USC students gain funding for products that support portable medicine storage 

In USC Viterbi School of Engineering course CEE 486, students, who have been tasked with creating engineering solutions to community problems, are repeatedly told, “live a day in the life of the user you’re developing a product for.” For Hannah Lee and her collaborators, that meant hours of extensive research interviewing healthcare providers, physicians, and end-users for their envisioned innovation: portable prescription medicine storage for the unhoused via a soft, flexible pouch that can be worn comfortably on your person.

Interviews and surveys with medical professionals, including with Keck School of Medicine of USC Director of Street Medicine Brett Feldman, pointed repeatedly to a lack of consistency in the healthcare of individuals living transiently.

Said Lee, a human biology major at USC, “When we spoke to Dr.
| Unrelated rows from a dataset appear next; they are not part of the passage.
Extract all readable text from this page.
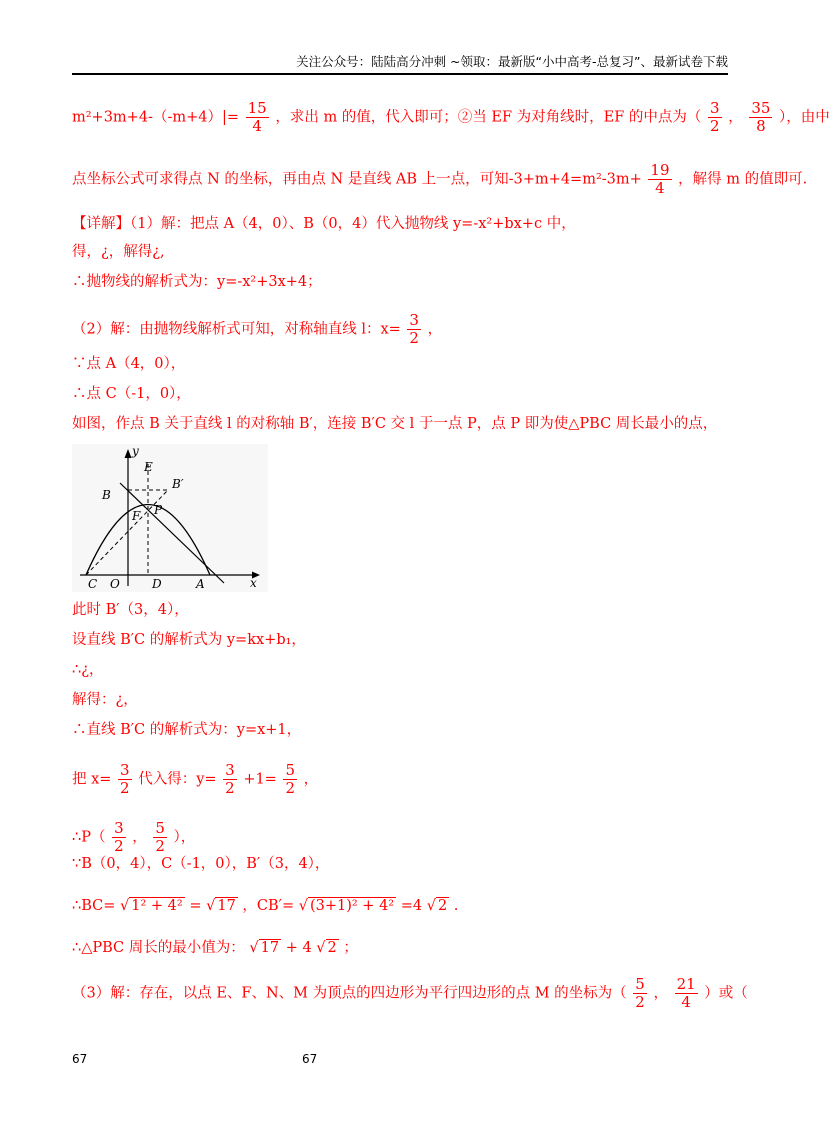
关注公众号：陆陆高分冲刺 ~领取：最新版“小中高考-总复习”、最新试卷下载
$m^2+3m+4-(-m+4)|= \frac{15}{4}$ ，求出 m 的值，代入即可；②当 EF 为对角线时，EF 的中点为（ $\frac{3}{2}$ ， $\frac{35}{8}$ ），由中
点坐标公式可求得点 N 的坐标，再由点 N 是直线 AB 上一点，可知$-3+m+4=m^2-3m+ \frac{19}{4}$ ，解得 m 的值即可.
【详解】（1）解：把点 A（4，0）、B（0，4）代入抛物线 y=-x²+bx+c 中，
得，¿，解得¿,
∴抛物线的解析式为：y=-x²+3x+4；
（2）解：由抛物线解析式可知，对称轴直线 l：$x= \frac{3}{2}$ ，
∵点 A（4，0），
∴点 C（-1，0），
如图，作点 B 关于直线 l 的对称轴 B′，连接 B′C 交 l 于一点 P，点 P 即为使△PBC 周长最小的点，
y
x
E
B
B′
F P
C O	D	A
此时 B′（3，4），
设直线 B′C 的解析式为 y=kx+b₁，
∴¿，
解得：¿，
∴直线 B′C 的解析式为：y=x+1，
把 $x= \frac{3}{2}$ 代入得：$y= \frac{3}{2} +1= \frac{5}{2}$ ，
∴P（ $\frac{3}{2}$ ， $\frac{5}{2}$ ），
∵B（0，4），C（-1，0），B′（3，4），
∴BC= √ 1² + 4² = √ 17 ，CB′= √ (3+1)² + 4² =4 √ 2 .
∴△PBC 周长的最小值为： √ 17 + 4 √ 2 ；
（3）解：存在，以点 E、F、N、M 为顶点的四边形为平行四边形的点 M 的坐标为（ $\frac{5}{2}$ ， $\frac{21}{4}$ ）或（
67	67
Feldman, he shared that first of all, he can’t find the patients sometimes, but at the same time, they aren’t getting regular treatment because their medication is often stolen.”

Other physicians shared that prescribing certain medications, like insulin, isn’t safe, because of the lack of temperature-controlled storage on the streets.
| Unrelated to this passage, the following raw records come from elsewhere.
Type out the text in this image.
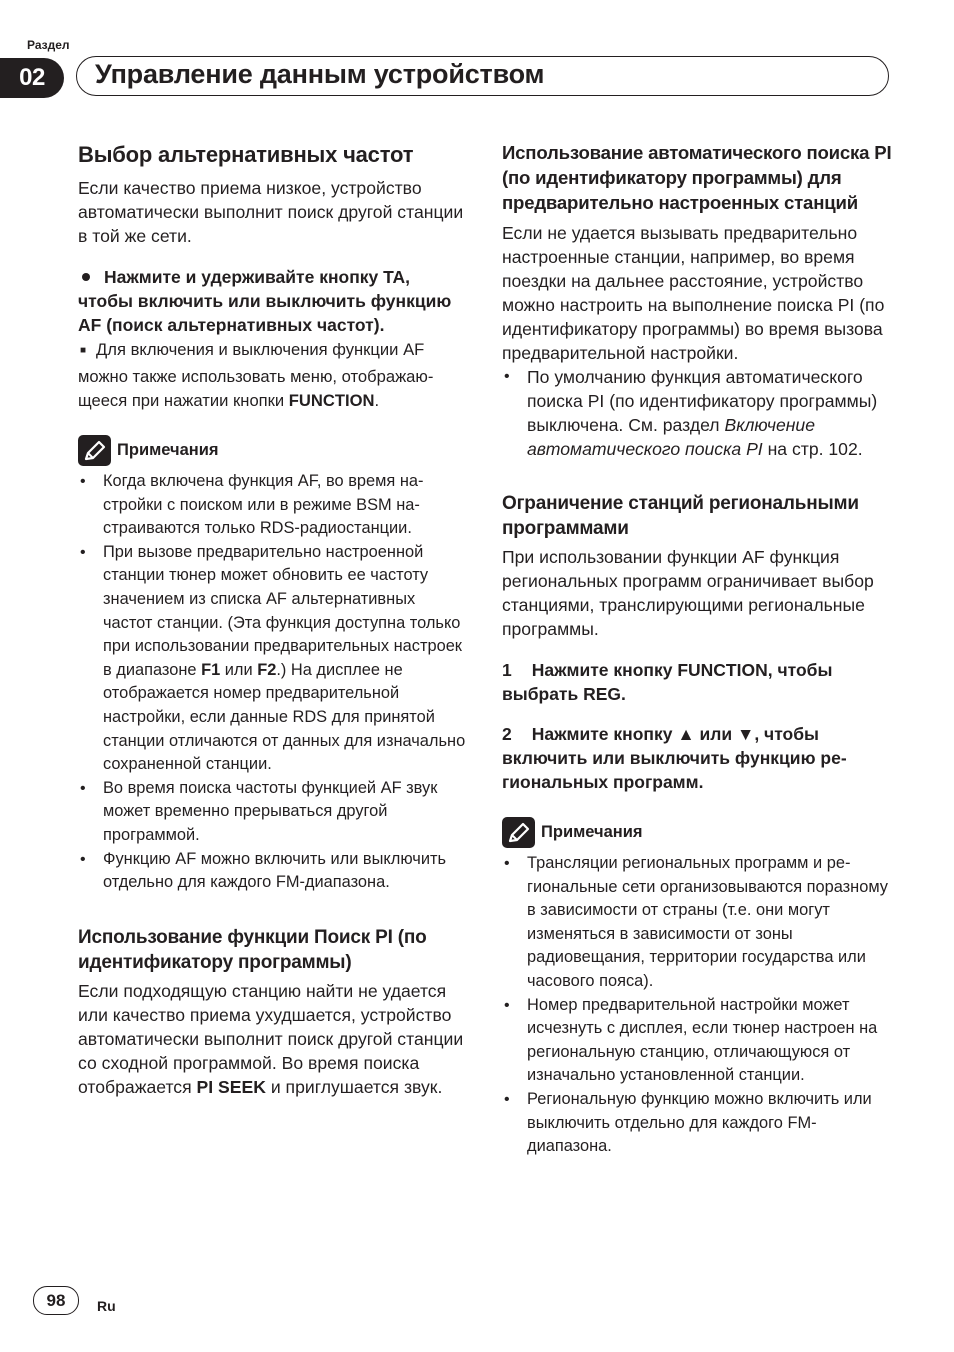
Раздел
02	Управление данным устройством
Выбор альтернативных частот

Если качество приема низкое, устройство автоматически выполнит поиск другой станции в той же сети.

Нажмите и удерживайте кнопку TA, чтобы включить или выключить функцию AF (поиск альтернативных частот).

■ Для включения и выключения функции AF можно также использовать меню, отображающееся при нажатии кнопки FUNCTION.

Примечания
• Когда включена функция AF, во время настройки с поиском или в режиме BSM настраиваются только RDS-радиостанции.
• При вызове предварительно настроенной станции тюнер может обновить ее частоту значением из списка AF альтернативных частот станции. (Эта функция доступна только при использовании предварительных настроек в диапазоне F1 или F2.) На дисплее не отображается номер предварительной настройки, если данные RDS для принятой станции отличаются от данных для изначально сохраненной станции.
• Во время поиска частоты функцией AF звук может временно прерываться другой программой.
• Функцию AF можно включить или выключить отдельно для каждого FM-диапазона.
Использование функции Поиск PI (по идентификатору программы)

Если подходящую станцию найти не удается или качество приема ухудшается, устройство автоматически выполнит поиск другой станции со сходной программой. Во время поиска отображается PI SEEK и приглушается звук.

Использование автоматического поиска PI (по идентификатору программы) для предварительно настроенных станций

Если не удается вызывать предварительно настроенные станции, например, во время поездки на дальнее расстояние, устройство можно настроить на выполнение поиска PI (по идентификатору программы) во время вызова предварительной настройки.

• По умолчанию функция автоматического поиска PI (по идентификатору программы) выключена. См. раздел Включение автоматического поиска PI на стр. 102.
Ограничение станций региональными программами

При использовании функции AF функция региональных программ ограничивает выбор станциями, транслирующими региональные программы.

1 Нажмите кнопку FUNCTION, чтобы выбрать REG.

2 Нажмите кнопку ▲ или ▼, чтобы включить или выключить функцию региональных программ.

Примечания
• Трансляции региональных программ и региональные сети организовываются поразному в зависимости от страны (т.е. они могут изменяться в зависимости от зоны радиовещания, территории государства или часового пояса).
• Номер предварительной настройки может исчезнуть с дисплея, если тюнер настроен на региональную станцию, отличающуюся от изначально установленной станции.
• Региональную функцию можно включить или выключить отдельно для каждого FM-диапазона.
98	Ru
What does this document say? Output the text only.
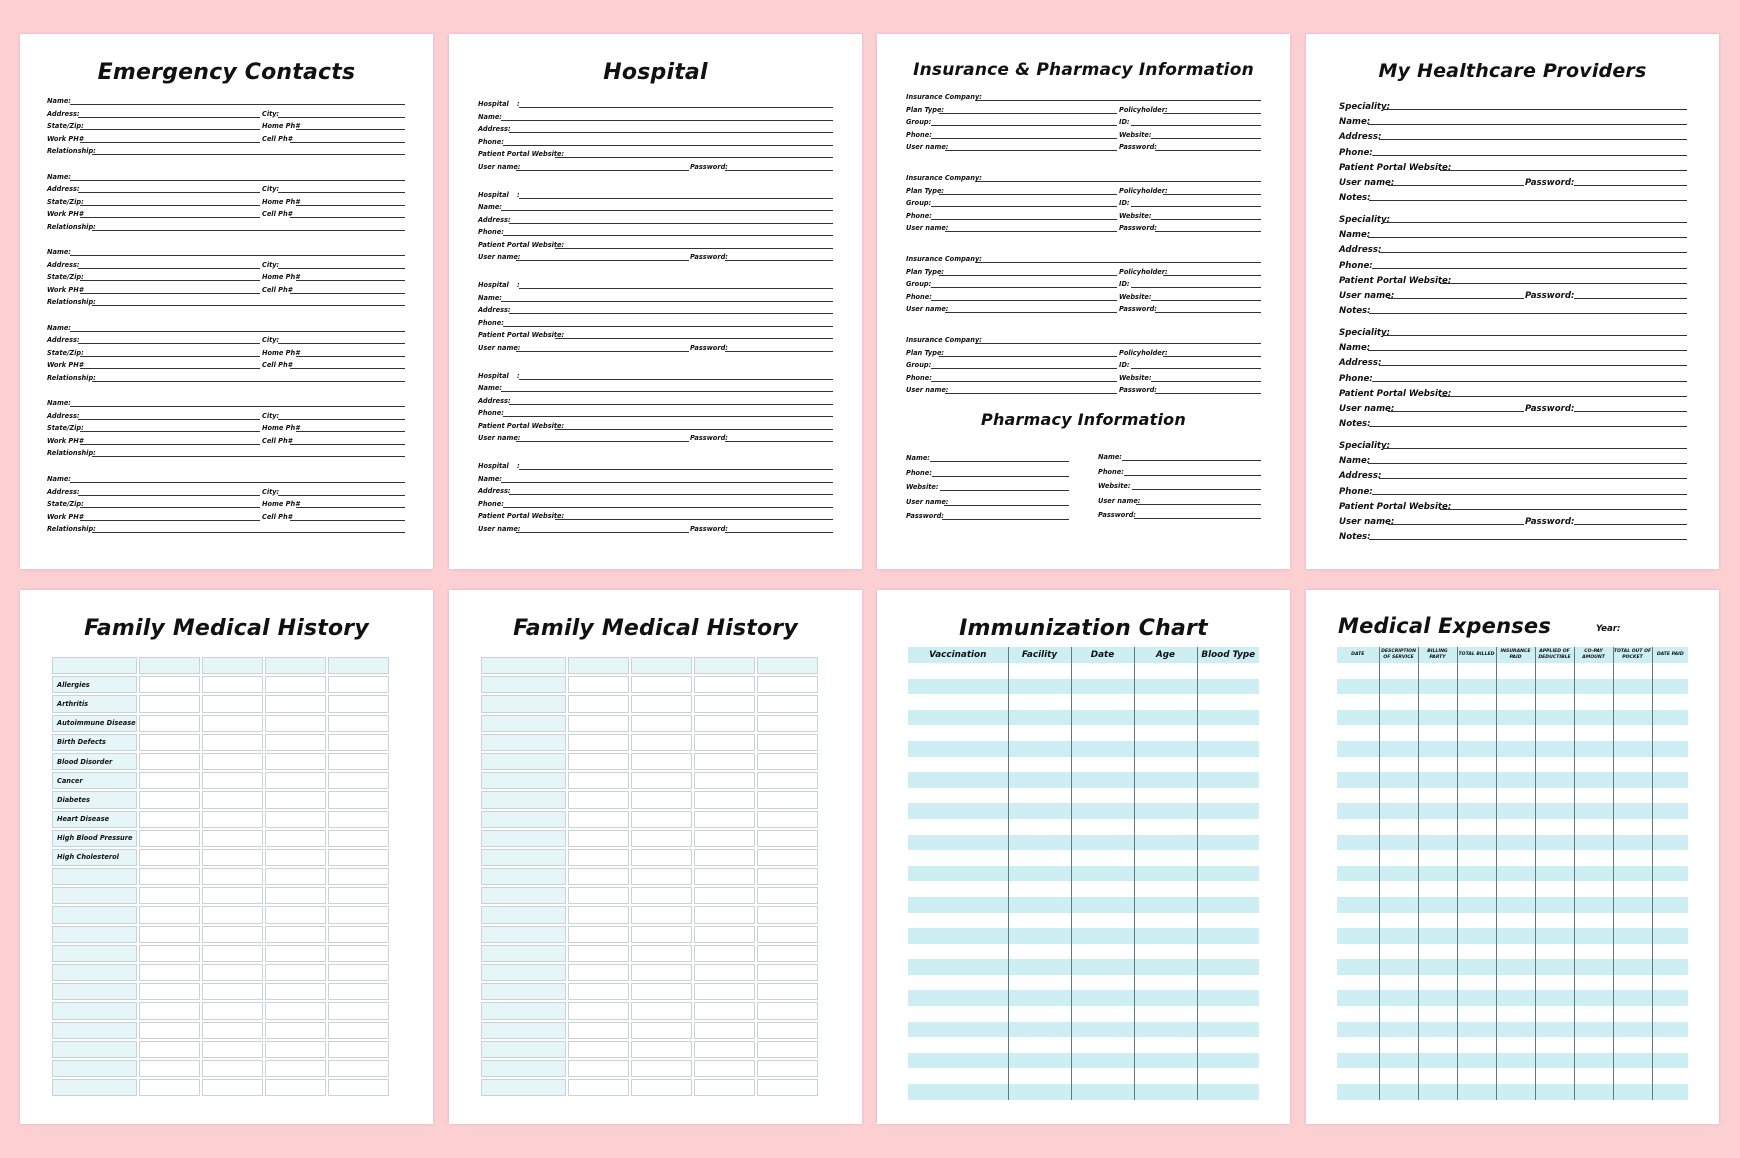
Emergency Contacts
Name:
Address:	City:
State/Zip:	Home Ph#
Work PH#	Cell Ph#
Relationship:
Name:
Address:	City:
State/Zip:	Home Ph#
Work PH#	Cell Ph#
Relationship:
Name:
Address:	City:
State/Zip:	Home Ph#
Work PH#	Cell Ph#
Relationship:
Name:
Address:	City:
State/Zip:	Home Ph#
Work PH#	Cell Ph#
Relationship:
Name:
Address:	City:
State/Zip:	Home Ph#
Work PH#	Cell Ph#
Relationship:
Name:
Address:	City:
State/Zip:	Home Ph#
Work PH#	Cell Ph#
Relationship:
Hospital
Hospital :
Name:
Address:
Phone:
Patient Portal Website:
User name:	Password:
Hospital :
Name:
Address:
Phone:
Patient Portal Website:
User name:	Password:
Hospital :
Name:
Address:
Phone:
Patient Portal Website:
User name:	Password:
Hospital :
Name:
Address:
Phone:
Patient Portal Website:
User name:	Password:
Hospital :
Name:
Address:
Phone:
Patient Portal Website:
User name:	Password:
Insurance & Pharmacy Information
Pharmacy Information
Insurance Company:
Plan Type:	Policyholder:
Group:	ID:
Phone:	Website:
User name:	Password:
Insurance Company:
Plan Type:	Policyholder:
Group:	ID:
Phone:	Website:
User name:	Password:
Insurance Company:
Plan Type:	Policyholder:
Group:	ID:
Phone:	Website:
User name:	Password:
Insurance Company:
Plan Type:	Policyholder:
Group:	ID:
Phone:	Website:
User name:	Password:
Name:
Phone:
Website:
User name:
Password:
Name:
Phone:
Website:
User name:
Password:
My Healthcare Providers
Speciality:
Name:
Address:
Phone:
Patient Portal Website:
User name:	Password:
Notes:
Speciality:
Name:
Address:
Phone:
Patient Portal Website:
User name:	Password:
Notes:
Speciality:
Name:
Address:
Phone:
Patient Portal Website:
User name:	Password:
Notes:
Speciality:
Name:
Address:
Phone:
Patient Portal Website:
User name:	Password:
Notes:
Family Medical History

Allergies				
Arthritis				
Autoimmune Disease				
Birth Defects				
Blood Disorder				
Cancer				
Diabetes				
Heart Disease				
High Blood Pressure				
High Cholesterol				

Family Medical History

					Immunization Chart
Vaccination	Facility	Date	Age	Blood Type

Medical Expenses	Year:
DATE	DESCRIPTION OF SERVICE	BILLING PARTY	TOTAL BILLED	INSURANCE PAID	APPLIED OF DEDUCTIBLE	CO-PAY AMOUNT	TOTAL OUT OF POCKET	DATE PAID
A member of Los Angeles Community Impact (LACI), USC’s first student-run consulting organization to focus on non-profits and socially-minded organizations, Lee along with neuroscience major Isha Sanghvi enrolled in CEE 486 after other LACI members shared their experiences with it. They began with a team of six, but three members moved on, leaving Lee, Sanghvi, and recent alumna Vivianna Camarillo.